Anne Rice - Interview with the Vampire - 10

"But what happened to you? You said they bled you to cure you, and that must have nearly killed you." The vampire laughed. "Yes. It certainly did. But the vampire came back that night. You see, he wanted Pointe du Lac, my plantation. "It was very late, after my sister had fallen asleep. I can remember it as if it were yesterday. He came in from the courtyard, opening the French doors without a sound, a tall fair-skinned man with a mass of blond hair and a graceful, almost feline quality to his movements. And gently, he draped a shawl over my sister's eyes and lowered the wick of the lamp. She dozed there beside the basin and the cloth with which she'd bathed my forehead, and she ,never once stirred under that shawl until morning. But by that time I was greatly changed." "What was this change?" asked the boy. The vampire sighed. He leaned back against the chair and looked at the walls. "At first I thought he was another doctor, or someone summoned by the family to try to reason with me. But this suspicion was removed at once. He stepped close to my bed and leaned down so that his face was in the lamplight, and I saw that he was no ordinary man at all. His gray eyes burned with an incandescence, and the long white hands which hung by his sides were not those of a human being. I think I knew everything in that instant, and all that he told me was only aftermath. What I mean is, the moment I saw him, saw his extraordinary aura and knew him to be no creature I'd ever known, I was reduced to nothing.
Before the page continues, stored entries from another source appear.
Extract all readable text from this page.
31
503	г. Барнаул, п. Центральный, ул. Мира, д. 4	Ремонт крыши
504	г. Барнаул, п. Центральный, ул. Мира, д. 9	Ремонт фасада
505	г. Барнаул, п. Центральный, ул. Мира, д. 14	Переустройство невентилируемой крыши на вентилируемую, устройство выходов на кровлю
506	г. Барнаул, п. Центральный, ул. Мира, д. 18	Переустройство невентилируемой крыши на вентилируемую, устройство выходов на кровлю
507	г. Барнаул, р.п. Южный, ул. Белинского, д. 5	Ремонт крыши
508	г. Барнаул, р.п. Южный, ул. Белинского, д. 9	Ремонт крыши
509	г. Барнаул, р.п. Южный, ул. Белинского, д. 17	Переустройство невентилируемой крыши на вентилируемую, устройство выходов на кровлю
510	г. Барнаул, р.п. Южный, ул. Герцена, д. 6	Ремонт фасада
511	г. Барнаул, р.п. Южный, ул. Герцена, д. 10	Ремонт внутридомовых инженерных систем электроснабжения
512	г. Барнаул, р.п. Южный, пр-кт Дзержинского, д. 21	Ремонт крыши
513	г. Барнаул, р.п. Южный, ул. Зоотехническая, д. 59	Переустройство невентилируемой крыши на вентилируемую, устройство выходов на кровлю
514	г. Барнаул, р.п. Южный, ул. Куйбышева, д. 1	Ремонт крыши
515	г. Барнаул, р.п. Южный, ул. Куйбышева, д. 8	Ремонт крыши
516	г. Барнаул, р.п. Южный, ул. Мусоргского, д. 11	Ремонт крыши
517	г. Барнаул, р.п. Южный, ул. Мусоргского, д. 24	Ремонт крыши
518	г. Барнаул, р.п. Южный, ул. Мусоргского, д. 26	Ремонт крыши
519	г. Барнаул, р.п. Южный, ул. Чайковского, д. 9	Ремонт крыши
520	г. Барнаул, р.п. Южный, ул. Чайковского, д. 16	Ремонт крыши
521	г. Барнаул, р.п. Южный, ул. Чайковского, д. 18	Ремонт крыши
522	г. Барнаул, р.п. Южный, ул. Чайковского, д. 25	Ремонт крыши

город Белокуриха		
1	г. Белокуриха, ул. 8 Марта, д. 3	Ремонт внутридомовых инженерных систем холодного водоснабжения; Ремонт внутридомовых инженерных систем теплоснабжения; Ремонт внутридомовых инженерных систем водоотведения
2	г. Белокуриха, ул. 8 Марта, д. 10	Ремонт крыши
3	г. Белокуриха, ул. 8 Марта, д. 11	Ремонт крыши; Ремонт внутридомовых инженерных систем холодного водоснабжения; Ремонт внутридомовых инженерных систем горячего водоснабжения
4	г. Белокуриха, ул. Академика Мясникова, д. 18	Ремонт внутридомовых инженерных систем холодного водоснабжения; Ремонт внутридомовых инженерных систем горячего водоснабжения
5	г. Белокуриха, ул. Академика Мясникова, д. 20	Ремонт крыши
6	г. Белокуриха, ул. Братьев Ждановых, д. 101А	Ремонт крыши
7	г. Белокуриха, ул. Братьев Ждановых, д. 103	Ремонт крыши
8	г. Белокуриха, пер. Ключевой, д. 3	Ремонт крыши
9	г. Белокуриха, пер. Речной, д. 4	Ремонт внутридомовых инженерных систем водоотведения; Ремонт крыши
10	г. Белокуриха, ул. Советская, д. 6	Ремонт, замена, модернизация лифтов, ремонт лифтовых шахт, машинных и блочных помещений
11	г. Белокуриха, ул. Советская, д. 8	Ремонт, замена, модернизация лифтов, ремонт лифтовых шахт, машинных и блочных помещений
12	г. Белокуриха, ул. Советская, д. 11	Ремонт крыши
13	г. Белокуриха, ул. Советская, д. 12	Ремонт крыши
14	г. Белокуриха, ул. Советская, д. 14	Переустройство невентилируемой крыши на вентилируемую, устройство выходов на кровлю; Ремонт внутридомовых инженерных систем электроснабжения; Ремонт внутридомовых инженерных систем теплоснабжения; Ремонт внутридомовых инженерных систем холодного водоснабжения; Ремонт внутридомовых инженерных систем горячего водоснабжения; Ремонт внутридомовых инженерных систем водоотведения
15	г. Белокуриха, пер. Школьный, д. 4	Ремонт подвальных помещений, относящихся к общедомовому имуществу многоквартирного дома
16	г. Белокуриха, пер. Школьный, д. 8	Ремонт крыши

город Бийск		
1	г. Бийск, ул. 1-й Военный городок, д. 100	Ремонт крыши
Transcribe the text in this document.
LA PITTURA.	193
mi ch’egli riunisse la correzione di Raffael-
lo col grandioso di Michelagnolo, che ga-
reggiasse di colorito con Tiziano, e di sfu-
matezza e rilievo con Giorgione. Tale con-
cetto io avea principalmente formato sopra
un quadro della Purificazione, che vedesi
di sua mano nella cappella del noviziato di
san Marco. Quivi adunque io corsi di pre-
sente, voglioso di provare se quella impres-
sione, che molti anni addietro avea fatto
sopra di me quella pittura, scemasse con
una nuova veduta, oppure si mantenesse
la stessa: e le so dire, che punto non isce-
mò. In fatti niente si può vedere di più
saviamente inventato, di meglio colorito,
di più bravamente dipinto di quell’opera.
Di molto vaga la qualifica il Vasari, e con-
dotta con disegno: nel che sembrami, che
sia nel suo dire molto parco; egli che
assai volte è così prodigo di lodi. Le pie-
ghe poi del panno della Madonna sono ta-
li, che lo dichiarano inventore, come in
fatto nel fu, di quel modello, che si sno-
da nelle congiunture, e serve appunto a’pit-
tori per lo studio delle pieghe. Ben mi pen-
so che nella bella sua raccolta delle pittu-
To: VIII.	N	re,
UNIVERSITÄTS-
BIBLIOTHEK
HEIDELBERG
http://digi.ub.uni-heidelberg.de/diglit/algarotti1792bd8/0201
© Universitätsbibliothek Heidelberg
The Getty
That ego which could not accept the presence of an extraordinary human being in its midst was crushed. All my conceptions, even my guilt and wish to die, seemed utterly unimportant. I completely forgot myself!" he said, now silently touching his breast with his fist. "I forgot myself totally. And in the same instant knew totally the meaning of possibility. From then on I experienced only increasing wonder. As he talked to me and told me of what I might become, of what his life had been and stood to be, my past shrank to embers. I saw my life as if I stood apart from it, the vanity, the self-serving, the constant fleeing from one petty annoyance after another, the lip service to God and the Virgin and a host of saints whose names filled my prayer books, none of whom made the slightest difference in a narrow, materialistic, and selfish existence. I saw my real gods . . the gods of most men. Food, drink, and security in conformity. Cinders."